Does anyone have any suggestions of regions in $\mathbb{R}^2$ whose volume generated by rotating the region about a specific axis or vertical or horizontal line in $\mathbb{R^2}$ can only be computed either by the disk/washer method or the shell method but not by both?

I am looking for examples to my students so that they would recognize the advantages/disadvantages of each method.
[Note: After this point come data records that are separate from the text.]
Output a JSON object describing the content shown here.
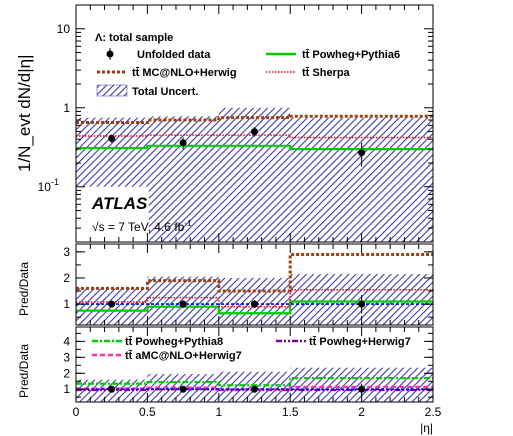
{
  "chart_data": {
    "type": "line",
    "x_bins": [
      0,
      0.5,
      1,
      1.5,
      2,
      2.5
    ],
    "x_centers": [
      0.25,
      0.75,
      1.25,
      2.0
    ],
    "x_ticks": [
      "0",
      "0.5",
      "1",
      "1.5",
      "2",
      "2.5"
    ],
    "xlabel": "|η|",
    "xlim": [
      0,
      2.5
    ],
    "colors": {
      "data": "#000000",
      "powheg_pythia6": "#00cc00",
      "mcatnlo_herwig": "#a0400a",
      "sherpa": "#ff0000",
      "uncert": "#3a3aa8",
      "powheg_pythia8": "#00cc00",
      "powheg_herwig7": "#7a00a0",
      "amcatnlo_herwig7": "#ff2ab0",
      "unity_blue": "#0000ff"
    },
    "main": {
      "ylabel": "1/N_evt dN/d|η|",
      "yscale": "log",
      "ylim": [
        0.02,
        20
      ],
      "yticks": [
        "10^{-1}",
        "1",
        "10"
      ],
      "selection_label": "Λ: total sample",
      "atlas_label": "ATLAS",
      "energy_label": "√s = 7 TeV, 4.6 fb",
      "energy_label_sup": "-1",
      "data": {
        "name": "Unfolded data",
        "values": [
          0.41,
          0.36,
          0.5,
          0.27
        ],
        "yerr_low": [
          0.05,
          0.06,
          0.07,
          0.09
        ],
        "yerr_high": [
          0.05,
          0.06,
          0.07,
          0.09
        ]
      },
      "series": [
        {
          "name": "tt̄ Powheg+Pythia6",
          "key": "powheg_pythia6",
          "values": [
            0.31,
            0.33,
            0.33,
            0.3
          ]
        },
        {
          "name": "tt̄ MC@NLO+Herwig",
          "key": "mcatnlo_herwig",
          "values": [
            0.65,
            0.7,
            0.75,
            0.78
          ]
        },
        {
          "name": "tt̄ Sherpa",
          "key": "sherpa",
          "values": [
            0.44,
            0.45,
            0.45,
            0.42
          ]
        }
      ],
      "uncertainty": {
        "name": "Total Uncert.",
        "low": [
          0.048,
          0.02,
          0.02,
          0.02
        ],
        "high": [
          0.75,
          0.78,
          1.0,
          0.75
        ]
      }
    },
    "ratio1": {
      "ylabel": "Pred/Data",
      "ylim": [
        0.2,
        3.3
      ],
      "yticks": [
        "1",
        "2",
        "3"
      ],
      "series": [
        {
          "key": "powheg_pythia6",
          "values": [
            0.75,
            0.9,
            0.65,
            1.1
          ]
        },
        {
          "key": "mcatnlo_herwig",
          "values": [
            1.6,
            1.9,
            1.5,
            2.9
          ]
        },
        {
          "key": "sherpa",
          "values": [
            1.08,
            1.25,
            0.9,
            1.55
          ]
        },
        {
          "key": "unity_blue",
          "values": [
            1.0,
            1.0,
            1.0,
            1.0
          ]
        }
      ],
      "uncertainty": {
        "low": [
          0.2,
          0.2,
          0.2,
          0.2
        ],
        "high": [
          1.6,
          2.05,
          2.0,
          2.15
        ]
      },
      "data_points": {
        "values": [
          1,
          1,
          1,
          1
        ],
        "yerr": [
          0.12,
          0.15,
          0.15,
          0.35
        ]
      }
    },
    "ratio2": {
      "ylabel": "Pred/Data",
      "ylim": [
        0.2,
        4.9
      ],
      "yticks": [
        "1",
        "2",
        "3",
        "4"
      ],
      "series": [
        {
          "name": "tt̄ Powheg+Pythia8",
          "key": "powheg_pythia8",
          "values": [
            1.35,
            1.45,
            1.25,
            1.7
          ]
        },
        {
          "name": "tt̄ Powheg+Herwig7",
          "key": "powheg_herwig7",
          "values": [
            0.95,
            1.0,
            0.95,
            0.95
          ]
        },
        {
          "name": "tt̄ aMC@NLO+Herwig7",
          "key": "amcatnlo_herwig7",
          "values": [
            1.05,
            1.1,
            1.0,
            1.15
          ]
        },
        {
          "key": "unity_blue",
          "values": [
            1.0,
            1.0,
            1.0,
            1.0
          ]
        }
      ],
      "uncertainty": {
        "low": [
          0.2,
          0.2,
          0.2,
          0.2
        ],
        "high": [
          1.6,
          1.95,
          2.1,
          2.35
        ]
      },
      "data_points": {
        "values": [
          1,
          1,
          1,
          1
        ],
        "yerr": [
          0.15,
          0.15,
          0.2,
          0.35
        ]
      }
    }
  }
}
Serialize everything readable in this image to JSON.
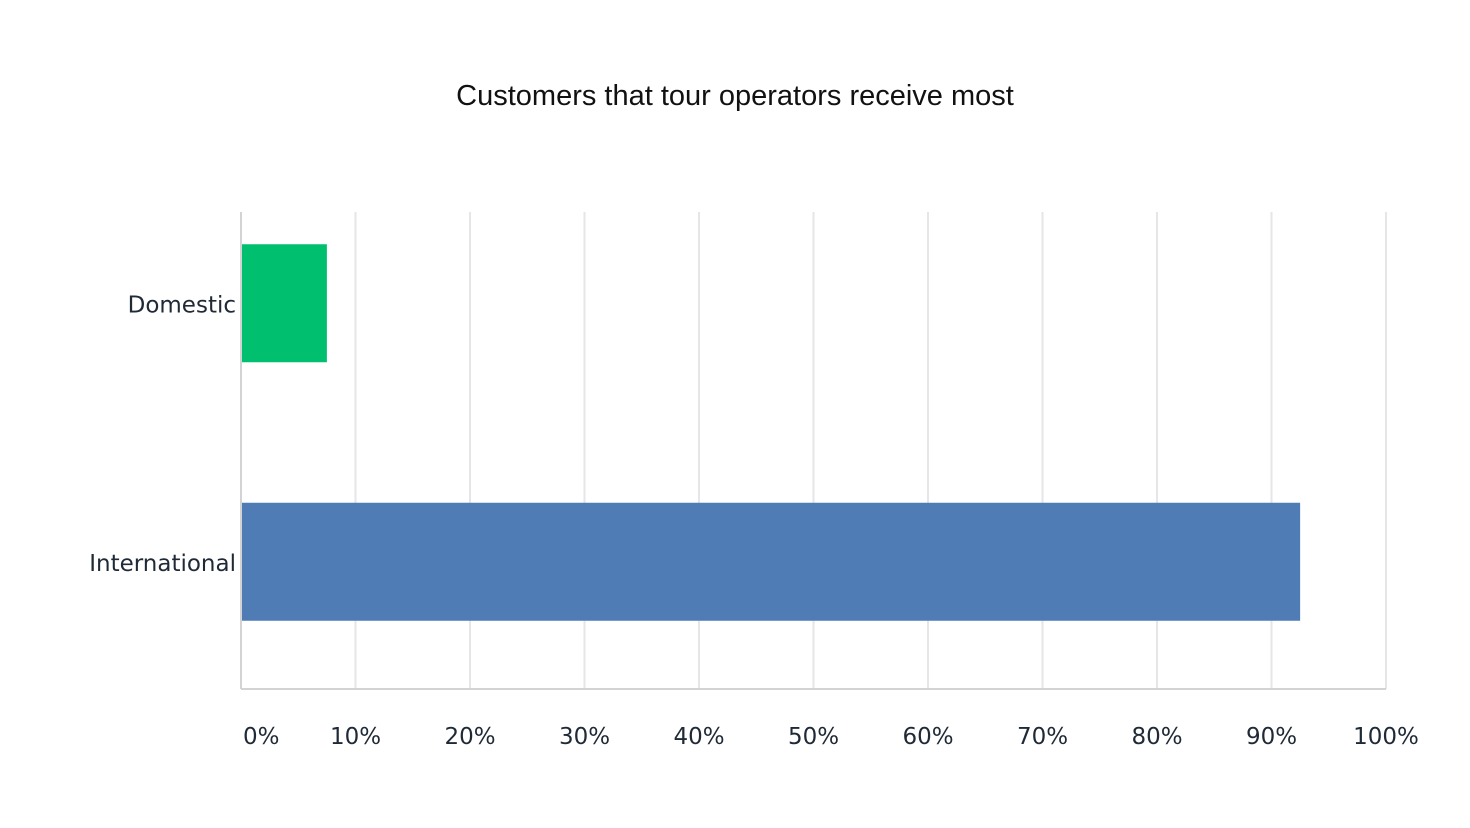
{
  "chart_data": {
    "type": "bar",
    "orientation": "horizontal",
    "title": "Customers that tour operators receive most",
    "categories": [
      "Domestic",
      "International"
    ],
    "values": [
      7.5,
      92.5
    ],
    "unit": "%",
    "xlabel": "",
    "ylabel": "",
    "xlim": [
      0,
      100
    ],
    "ticks": [
      "0%",
      "10%",
      "20%",
      "30%",
      "40%",
      "50%",
      "60%",
      "70%",
      "80%",
      "90%",
      "100%"
    ],
    "grid": true,
    "legend": "none",
    "colors": [
      "#00bf6f",
      "#507cb6"
    ]
  }
}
• I am looking for regions whose resulting integral for the volume would be impossible (or close to impossible) to evaluate under 1 method but possible for the other method

Answer 1

I don’t think that you really need (near-)impossibility in order to make the point: just choose a region that makes one method straightforward and the other unpleasantly messy. Many simple non-convex regions work well, like the region $R$ bounded by the $x$-axis, the $y$-axis, the line $x=3$, and the curve $y=x^2-2x+2$. Revolving $R$ about a vertical axis $x=a$, where $a\le 0$ or $a\ge 3$, is straightforward with shells but rather messy with washers. On the other hand, revolving $R$ about $y=a$, where $a\le 0$ or $a\ge 5$, is straightforward with washers but rather messy with shells.

Answer 2

Here's a silly example: let $S$ be the solid obtained by rotating the region under the graph of $f(x) = x^{-3} \sin^2\left( \frac 1x \right)$, $\frac{1}{10000\pi} \le x \le \frac{1}{2\pi}$, around the $y$-axis. The volume (using shells) is $$2\pi \int_{1/10000\pi}^{1/2\pi} x^{-2} \sin^2\left(\frac{1}{x}\right) \, dx = 2\pi \int_{2\pi}^{10000\pi} \sin^2 u \, du = 9998\pi^2.$$

The computation using washers is left as an exercise for the interested reader.